Baca Juga: Yield SUN Tenor 10 Tahun Diproyeksi Naik di 2025, Tarik Lebih Banyak Investor
Komposisi utang Pemerintah sebagian besar berupa surat berharga negara (SBN) Domestik sebesar 70,49%, SBN Valas sebesar 17,27% dan pinjaman sebesar 12,24%.
Kepemilikan SBN Domestik antara lain oleh Lembaga Keuangan memegang sekitar 39,6%, Bank Indonesia sekitar 24,3%, oleh Asing hanya sekitar 14,0% termasuk kepemilikan oleh Pemerintah dan bank sentral asing, investor individu sekitar 8,7%, serta sisanya dipegang oleh institusi domestik lainnya.

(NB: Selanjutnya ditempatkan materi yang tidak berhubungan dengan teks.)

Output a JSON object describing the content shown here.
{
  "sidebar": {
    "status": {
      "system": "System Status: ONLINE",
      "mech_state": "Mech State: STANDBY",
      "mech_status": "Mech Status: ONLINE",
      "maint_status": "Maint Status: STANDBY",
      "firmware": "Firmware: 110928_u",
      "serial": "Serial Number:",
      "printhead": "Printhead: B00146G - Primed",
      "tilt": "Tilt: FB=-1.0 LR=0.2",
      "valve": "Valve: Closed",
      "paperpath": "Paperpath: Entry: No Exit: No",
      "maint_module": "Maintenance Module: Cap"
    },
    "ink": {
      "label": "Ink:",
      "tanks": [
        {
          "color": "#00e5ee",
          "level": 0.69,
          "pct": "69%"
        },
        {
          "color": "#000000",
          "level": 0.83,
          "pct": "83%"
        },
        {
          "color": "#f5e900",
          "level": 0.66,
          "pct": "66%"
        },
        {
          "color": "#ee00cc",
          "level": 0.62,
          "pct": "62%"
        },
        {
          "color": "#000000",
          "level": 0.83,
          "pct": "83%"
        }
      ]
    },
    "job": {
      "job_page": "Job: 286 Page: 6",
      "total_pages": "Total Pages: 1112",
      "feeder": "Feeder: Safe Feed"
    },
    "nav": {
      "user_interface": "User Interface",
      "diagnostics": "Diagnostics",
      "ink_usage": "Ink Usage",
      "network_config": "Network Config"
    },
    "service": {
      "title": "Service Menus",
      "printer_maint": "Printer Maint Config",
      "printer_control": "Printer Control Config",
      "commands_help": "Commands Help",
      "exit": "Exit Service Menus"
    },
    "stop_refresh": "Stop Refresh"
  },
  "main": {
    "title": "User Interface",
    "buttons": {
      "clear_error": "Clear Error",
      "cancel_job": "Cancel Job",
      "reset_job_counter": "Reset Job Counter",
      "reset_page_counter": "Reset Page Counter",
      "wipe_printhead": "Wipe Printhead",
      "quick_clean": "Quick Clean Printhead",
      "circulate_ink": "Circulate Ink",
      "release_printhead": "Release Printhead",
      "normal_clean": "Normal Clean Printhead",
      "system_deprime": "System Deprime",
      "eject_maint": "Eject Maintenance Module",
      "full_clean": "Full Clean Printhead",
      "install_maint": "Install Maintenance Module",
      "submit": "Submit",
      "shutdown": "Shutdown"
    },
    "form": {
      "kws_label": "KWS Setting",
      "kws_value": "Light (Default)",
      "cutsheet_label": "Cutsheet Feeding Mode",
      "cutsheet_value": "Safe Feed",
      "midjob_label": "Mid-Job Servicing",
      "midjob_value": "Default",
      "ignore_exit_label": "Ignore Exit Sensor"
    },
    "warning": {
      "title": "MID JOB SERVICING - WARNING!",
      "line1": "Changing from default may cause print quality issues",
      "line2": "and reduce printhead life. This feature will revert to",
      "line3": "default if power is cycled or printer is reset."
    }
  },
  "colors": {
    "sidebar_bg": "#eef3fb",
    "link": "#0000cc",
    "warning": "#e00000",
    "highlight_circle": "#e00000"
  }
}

"Pemerintah terus mendorong pasar SBN untuk lebih efisien sehingga meningkatkan daya tahan sistem keuangan Indonesia terhadap guncangan ekonomi dan pasar keuangan," ungkap Ferry.
Menurut IMF, utang Pemerintah diproyeksikan akan menurun secara bertahap menjadi sekitar 38,3% PDB dalam jangka menengah, terutama didorong oleh selisih pertumbuhan suku bunga kumulatif.
Selain itu, S&P Global Ratings juga mempertahankan peringkat kredit Indonesia pada level 'BBB' dengan prospek stabil, mencerminkan keberhasilan Indonesia dalam menjaga stabilitas fiskal melalui kebijakan yang prudent.
"Pemerintah terus mengupayakan penurunan rasio utang terhadap PDB melalui optimalisasi pendapatan negara yang dilakukan melalui efektivitas reformasi perpajakan, reformasi pengelolaan SDA dan barang milik negara, serta insentif fiskal yang terukur untuk mendorong akselerasi investasi dengan tetap menjaga iklim investasi dan keberlanjutan reformasi perpajakan. Dalam RAPBN 2025, pembiayaan utang (netto) direncanakan sebesar Rp775,9 triliun diutamakan untuk mendukung percepatan transformasi ekonomi yang inklusif dan berkelanjutan,” jelasnya.
Baca Juga: Naik, Porsi Kepemilikan Asing di SBN Capai 14,4% dari Total SBN
Sementara proyeksi rasio utang terhadap PDB tahun 2025 sebesar 37,82% - 38,71%. Rasio pendapatan negara terhadap PDB dalam RAPBN 2025 juga direncanakan sebesar 12,32% PDB.
Selain itu, Pemerintah terus mendorong pembiayaan anggaran yang inovatif melalui skema KPBU yang sustainable dan lebih massif serta penguatan peran BUMN, BLU, SMV, dan SWF.
"Pemerintah juga terus mendorong penguatan belanja negara yang berkualitas untuk fokus kepada akselerasi pertumbuhan ekonomi yang inklusif dan berkelanjutan di tahun 2025," puncaknya.